White paper on crime 2010 Part2/Chapter4
There are three types of penal institutions, namely prisons, juvenile prisons, and detention houses. Prisons and juvenile prisons are mainly used to hold sentenced inmates while detention houses are mainly used to hold inmates awaiting judgment. Workhouses in which offenders who are unable to pay fine or petty fine are detained, and, except for some institutions, Kanchi confinement houses in which persons subject to court-ordered confinement (Kanchi confinement) under the provisions of Article 2 of the Act on Maintenance of Order in Courtrooms, etc. (Act No. 286 of 1952) are detained are attached to penal institutions. As of April 1, 2010, there were 77 main penal institutions (62 prisons that include four rehabilitation program centers, seven juvenile prisons, and eight detention houses) and 111 branch penal institutions (eight branch prisons and 103 branch detention houses).

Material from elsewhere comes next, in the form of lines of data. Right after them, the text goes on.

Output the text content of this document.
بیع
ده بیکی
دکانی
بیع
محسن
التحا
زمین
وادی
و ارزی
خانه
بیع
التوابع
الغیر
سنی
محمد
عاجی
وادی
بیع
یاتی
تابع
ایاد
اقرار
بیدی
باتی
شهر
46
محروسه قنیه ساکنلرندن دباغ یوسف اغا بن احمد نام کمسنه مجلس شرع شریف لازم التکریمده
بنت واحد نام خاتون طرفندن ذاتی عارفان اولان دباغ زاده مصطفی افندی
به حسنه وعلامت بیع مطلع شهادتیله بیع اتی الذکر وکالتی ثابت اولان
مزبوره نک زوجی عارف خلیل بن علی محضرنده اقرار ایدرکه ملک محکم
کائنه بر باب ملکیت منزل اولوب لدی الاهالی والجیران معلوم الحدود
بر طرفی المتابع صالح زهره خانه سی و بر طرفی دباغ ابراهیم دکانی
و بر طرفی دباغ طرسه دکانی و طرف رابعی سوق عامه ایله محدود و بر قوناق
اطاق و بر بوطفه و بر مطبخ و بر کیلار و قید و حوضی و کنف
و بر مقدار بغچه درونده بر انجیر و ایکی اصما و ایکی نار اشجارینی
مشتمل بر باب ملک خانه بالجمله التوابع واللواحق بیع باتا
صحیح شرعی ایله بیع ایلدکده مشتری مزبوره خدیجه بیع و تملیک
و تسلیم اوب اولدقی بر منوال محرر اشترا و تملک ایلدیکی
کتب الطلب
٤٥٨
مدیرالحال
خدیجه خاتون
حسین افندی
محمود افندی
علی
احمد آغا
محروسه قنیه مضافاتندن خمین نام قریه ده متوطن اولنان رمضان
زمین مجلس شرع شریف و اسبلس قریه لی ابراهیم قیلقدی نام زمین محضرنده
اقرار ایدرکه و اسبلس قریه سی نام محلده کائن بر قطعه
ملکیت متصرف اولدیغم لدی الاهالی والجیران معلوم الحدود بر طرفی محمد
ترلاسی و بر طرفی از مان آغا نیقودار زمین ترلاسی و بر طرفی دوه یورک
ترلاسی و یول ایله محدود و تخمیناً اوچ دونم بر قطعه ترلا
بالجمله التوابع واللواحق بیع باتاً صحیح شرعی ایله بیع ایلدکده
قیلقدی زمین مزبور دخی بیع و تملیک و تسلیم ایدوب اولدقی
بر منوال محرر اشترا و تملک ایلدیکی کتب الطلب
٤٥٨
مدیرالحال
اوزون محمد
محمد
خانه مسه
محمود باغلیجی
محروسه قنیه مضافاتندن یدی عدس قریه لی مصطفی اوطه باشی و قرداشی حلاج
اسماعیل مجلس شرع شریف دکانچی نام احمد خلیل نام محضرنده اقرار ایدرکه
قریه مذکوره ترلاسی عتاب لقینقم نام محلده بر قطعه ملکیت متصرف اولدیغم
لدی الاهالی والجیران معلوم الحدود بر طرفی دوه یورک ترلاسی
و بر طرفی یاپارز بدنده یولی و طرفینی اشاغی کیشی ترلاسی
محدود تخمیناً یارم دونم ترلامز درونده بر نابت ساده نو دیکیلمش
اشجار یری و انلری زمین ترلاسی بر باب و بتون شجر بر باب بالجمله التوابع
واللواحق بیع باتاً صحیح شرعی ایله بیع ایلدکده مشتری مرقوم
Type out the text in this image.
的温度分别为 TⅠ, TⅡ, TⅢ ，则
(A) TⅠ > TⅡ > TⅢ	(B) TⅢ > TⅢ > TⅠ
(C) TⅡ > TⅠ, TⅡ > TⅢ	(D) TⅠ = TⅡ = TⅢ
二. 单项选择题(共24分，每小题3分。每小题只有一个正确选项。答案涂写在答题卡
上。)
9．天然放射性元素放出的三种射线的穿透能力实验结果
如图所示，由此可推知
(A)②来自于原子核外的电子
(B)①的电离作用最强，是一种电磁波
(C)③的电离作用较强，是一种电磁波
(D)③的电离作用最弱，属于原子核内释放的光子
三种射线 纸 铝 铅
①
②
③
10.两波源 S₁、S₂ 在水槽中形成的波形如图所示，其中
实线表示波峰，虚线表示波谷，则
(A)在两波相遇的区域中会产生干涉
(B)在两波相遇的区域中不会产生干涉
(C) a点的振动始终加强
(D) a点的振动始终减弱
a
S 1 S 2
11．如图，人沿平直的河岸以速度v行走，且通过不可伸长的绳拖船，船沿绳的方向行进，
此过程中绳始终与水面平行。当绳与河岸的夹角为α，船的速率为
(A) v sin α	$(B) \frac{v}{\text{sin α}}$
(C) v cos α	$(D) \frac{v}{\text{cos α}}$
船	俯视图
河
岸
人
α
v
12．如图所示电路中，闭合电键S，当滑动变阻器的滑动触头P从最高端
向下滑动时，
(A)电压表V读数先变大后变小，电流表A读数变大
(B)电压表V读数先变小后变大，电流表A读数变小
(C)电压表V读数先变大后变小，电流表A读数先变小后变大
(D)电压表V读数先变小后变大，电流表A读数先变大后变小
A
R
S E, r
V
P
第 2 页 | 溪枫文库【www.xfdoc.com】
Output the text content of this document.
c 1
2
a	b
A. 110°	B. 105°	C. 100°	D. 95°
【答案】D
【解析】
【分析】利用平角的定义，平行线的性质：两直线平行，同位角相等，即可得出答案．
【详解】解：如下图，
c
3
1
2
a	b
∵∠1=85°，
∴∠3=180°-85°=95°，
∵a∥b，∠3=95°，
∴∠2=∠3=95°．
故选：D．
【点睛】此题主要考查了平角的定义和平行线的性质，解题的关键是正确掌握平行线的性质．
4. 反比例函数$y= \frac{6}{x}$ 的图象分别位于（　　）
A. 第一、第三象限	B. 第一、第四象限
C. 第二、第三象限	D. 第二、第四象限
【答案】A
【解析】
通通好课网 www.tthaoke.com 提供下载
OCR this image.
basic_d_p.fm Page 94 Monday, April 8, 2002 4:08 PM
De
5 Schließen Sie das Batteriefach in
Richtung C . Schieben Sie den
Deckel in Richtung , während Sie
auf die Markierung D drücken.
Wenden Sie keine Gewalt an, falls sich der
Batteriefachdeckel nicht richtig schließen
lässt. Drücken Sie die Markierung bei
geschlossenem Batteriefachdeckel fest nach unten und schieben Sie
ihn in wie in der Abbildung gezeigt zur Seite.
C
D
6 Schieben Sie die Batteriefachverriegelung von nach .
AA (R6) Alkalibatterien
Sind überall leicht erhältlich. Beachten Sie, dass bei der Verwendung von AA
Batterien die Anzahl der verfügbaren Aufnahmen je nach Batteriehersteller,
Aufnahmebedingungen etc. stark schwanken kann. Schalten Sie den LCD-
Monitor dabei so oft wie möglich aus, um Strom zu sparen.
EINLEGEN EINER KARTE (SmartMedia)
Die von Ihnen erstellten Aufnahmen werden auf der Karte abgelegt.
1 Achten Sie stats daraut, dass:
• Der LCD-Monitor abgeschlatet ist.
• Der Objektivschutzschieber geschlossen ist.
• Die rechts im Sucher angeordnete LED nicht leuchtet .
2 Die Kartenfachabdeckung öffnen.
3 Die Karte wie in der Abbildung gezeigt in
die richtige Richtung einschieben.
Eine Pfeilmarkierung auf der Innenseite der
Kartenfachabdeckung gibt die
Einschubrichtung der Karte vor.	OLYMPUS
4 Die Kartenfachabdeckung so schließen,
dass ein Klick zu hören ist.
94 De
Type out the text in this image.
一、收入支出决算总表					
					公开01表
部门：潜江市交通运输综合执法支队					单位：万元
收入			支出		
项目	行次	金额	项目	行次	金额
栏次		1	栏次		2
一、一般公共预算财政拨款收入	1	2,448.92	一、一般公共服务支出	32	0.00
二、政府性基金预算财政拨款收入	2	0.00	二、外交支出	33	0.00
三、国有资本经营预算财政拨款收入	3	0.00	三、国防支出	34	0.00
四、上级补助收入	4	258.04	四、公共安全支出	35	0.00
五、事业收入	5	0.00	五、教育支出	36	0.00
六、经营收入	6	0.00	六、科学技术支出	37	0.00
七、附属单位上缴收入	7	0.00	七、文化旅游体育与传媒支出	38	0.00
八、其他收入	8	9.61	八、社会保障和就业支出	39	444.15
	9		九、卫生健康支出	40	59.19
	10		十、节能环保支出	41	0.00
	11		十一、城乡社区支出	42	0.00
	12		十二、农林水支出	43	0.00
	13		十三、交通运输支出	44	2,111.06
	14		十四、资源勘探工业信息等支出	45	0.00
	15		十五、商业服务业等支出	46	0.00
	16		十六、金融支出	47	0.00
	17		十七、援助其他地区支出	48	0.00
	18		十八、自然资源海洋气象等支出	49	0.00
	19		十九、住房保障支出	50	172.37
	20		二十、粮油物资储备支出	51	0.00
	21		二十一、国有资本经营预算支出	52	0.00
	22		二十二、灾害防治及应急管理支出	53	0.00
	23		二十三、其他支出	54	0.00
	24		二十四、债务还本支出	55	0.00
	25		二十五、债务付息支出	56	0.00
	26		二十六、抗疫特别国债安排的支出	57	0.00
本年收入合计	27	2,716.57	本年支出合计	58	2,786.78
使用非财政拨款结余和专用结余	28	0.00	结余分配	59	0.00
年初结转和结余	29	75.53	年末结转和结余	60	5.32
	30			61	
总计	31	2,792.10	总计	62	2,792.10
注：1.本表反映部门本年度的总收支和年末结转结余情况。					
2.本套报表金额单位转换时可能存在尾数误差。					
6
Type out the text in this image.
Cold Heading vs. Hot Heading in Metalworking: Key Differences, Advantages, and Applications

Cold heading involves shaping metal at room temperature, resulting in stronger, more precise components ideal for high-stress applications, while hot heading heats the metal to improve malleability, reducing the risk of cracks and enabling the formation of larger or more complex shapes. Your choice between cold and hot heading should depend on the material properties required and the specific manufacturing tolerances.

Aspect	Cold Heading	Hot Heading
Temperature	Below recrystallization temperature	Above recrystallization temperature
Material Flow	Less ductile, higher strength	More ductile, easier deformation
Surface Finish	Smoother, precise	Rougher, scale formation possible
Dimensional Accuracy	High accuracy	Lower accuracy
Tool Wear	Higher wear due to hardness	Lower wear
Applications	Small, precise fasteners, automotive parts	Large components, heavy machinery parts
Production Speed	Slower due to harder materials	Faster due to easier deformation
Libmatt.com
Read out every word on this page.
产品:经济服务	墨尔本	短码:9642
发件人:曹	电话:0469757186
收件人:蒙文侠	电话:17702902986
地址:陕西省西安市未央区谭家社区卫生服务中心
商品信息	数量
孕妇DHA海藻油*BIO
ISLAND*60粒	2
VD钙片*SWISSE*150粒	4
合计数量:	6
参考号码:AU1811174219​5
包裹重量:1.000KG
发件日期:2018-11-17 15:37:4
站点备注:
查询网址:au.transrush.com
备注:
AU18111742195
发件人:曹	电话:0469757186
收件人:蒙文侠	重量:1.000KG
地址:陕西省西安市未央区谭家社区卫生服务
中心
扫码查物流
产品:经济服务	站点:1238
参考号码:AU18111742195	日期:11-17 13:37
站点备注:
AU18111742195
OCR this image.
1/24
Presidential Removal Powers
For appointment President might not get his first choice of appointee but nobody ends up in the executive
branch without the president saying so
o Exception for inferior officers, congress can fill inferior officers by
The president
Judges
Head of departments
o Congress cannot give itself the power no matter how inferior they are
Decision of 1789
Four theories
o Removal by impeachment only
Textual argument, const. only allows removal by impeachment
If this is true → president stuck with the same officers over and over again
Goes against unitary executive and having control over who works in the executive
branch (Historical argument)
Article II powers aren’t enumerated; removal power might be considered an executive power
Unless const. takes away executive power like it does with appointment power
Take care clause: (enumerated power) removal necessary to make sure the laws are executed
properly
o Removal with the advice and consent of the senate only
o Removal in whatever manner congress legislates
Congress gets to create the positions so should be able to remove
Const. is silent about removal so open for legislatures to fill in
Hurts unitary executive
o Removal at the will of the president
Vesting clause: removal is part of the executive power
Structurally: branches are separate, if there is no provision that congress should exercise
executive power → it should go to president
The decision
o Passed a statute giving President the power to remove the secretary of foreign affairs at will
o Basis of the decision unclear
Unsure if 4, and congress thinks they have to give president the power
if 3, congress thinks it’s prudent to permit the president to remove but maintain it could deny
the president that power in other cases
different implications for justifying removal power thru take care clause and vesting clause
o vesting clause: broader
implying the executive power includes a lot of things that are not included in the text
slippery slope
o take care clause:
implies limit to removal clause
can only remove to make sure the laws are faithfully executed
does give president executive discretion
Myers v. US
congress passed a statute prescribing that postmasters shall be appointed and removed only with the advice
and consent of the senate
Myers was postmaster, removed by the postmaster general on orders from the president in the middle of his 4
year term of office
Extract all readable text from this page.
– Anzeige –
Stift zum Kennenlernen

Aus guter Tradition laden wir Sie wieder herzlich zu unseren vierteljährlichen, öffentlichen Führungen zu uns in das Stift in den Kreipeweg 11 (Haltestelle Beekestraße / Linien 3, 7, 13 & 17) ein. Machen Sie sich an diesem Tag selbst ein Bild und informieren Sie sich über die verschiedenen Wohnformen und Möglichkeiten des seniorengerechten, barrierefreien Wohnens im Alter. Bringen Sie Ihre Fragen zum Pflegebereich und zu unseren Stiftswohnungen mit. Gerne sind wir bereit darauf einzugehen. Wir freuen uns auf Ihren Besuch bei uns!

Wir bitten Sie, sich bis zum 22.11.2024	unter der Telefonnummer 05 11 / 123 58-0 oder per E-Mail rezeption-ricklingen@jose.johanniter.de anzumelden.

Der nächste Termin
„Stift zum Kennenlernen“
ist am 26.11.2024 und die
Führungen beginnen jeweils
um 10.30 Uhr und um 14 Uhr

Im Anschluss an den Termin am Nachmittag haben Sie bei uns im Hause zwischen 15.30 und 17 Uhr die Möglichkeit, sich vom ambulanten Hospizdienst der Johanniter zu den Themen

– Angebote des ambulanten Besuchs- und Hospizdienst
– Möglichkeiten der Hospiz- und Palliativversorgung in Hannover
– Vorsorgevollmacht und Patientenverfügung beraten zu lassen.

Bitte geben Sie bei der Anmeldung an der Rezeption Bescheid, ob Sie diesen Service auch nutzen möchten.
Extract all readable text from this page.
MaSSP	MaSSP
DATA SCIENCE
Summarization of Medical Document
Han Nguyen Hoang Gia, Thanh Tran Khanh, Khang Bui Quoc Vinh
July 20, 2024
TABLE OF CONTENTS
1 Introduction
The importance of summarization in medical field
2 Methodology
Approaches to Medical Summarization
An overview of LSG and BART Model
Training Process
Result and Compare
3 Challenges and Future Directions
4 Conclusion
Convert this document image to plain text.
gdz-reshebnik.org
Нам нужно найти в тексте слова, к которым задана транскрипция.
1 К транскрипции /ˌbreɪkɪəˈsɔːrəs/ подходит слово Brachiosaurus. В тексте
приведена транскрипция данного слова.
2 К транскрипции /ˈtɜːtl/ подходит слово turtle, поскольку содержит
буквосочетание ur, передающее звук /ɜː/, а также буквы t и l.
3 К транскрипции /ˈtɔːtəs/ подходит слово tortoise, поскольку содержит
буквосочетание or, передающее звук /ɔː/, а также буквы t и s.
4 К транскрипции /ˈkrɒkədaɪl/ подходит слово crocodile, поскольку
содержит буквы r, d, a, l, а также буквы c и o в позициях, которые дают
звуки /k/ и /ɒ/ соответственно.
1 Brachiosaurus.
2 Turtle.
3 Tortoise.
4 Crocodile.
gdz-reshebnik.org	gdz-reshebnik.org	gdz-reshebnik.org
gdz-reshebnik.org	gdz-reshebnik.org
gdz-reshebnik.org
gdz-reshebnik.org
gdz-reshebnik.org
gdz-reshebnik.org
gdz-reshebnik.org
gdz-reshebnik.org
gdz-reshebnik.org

Females aged 20 or older placed under guidance dispositions for committing the offenses stipulated in Article 5 of the Anti-Prostitution Act (illegal solicitation, etc.) are held in women's guidance homes. At present there is one women's guidance home in Tokyo, with only one female having been admitted (in 2005) to it over the last 10 years (Source: Annual Report of Statistics on Correction).